There are 11,000 problem users of opiates or opioids in the Czech Republic, LN writes.
“Some 30-40 percent of the users are treated here in this way. In Germany, Austria or Croatia, the figure is over 65 percent,” Viktor Mravcik, from the National Monitoring Centre for Drugs and Drug Addiction, is quoted as saying.
The Czech Republic mainly lags behind in the spread of specialised clinics that help drug addicts with substitution treatment, Mravcik said.
The clinics are poorly accessible as there are only 40 of them in the Czech Republic, he added.
“Over one half of districts do not have any,” Mravcik said.
In 2013, some 470 million crowns were spent on anti-drug policy, if the sum from the National Anti-Drug Centre, a police body, is not included, he added.
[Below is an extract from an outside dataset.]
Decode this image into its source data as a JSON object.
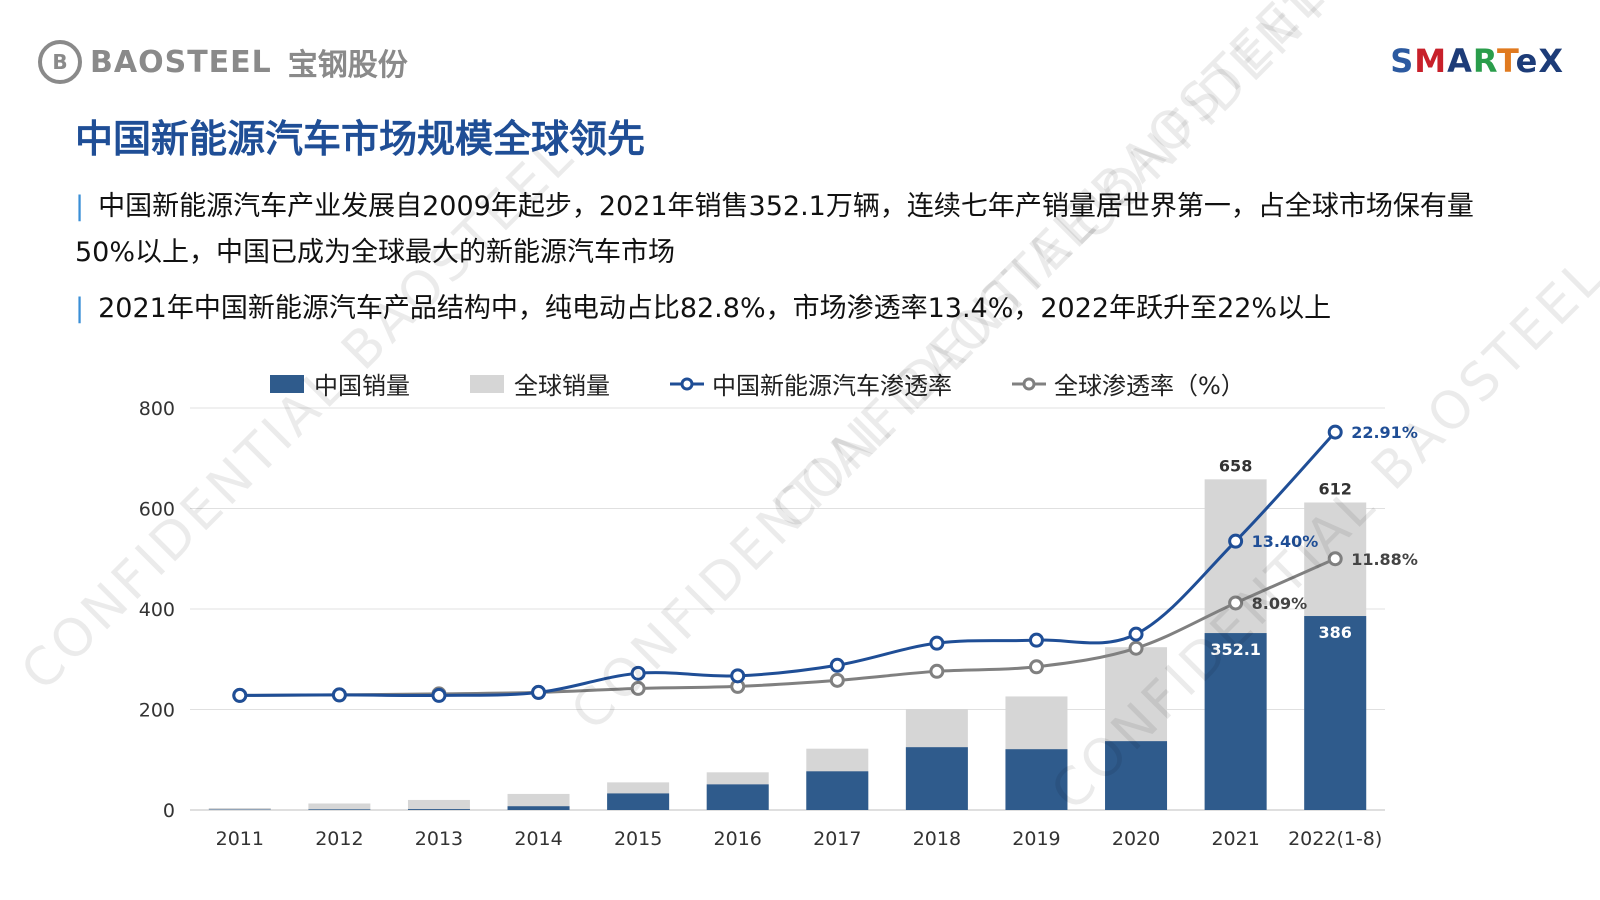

Out of the total sum, 120 million was spent on the treatment, with the substitution treatment having accounted for 80 million crowns, Mravcik said.
Ideally, another 150 million crowns are needed so that the patients do not have to pay the medicines themselves, he added.
Health insurance companies do not cover 75 percent of all the available substitution medicaments, Mravcik said.
“If a patient uses the ideal amount of the stuff, which is 16 micrograms a day, it costs 12,000 crowns a month,” he added.
Due to the high sum, patients are often reluctant to start this type of treatment, LN writes.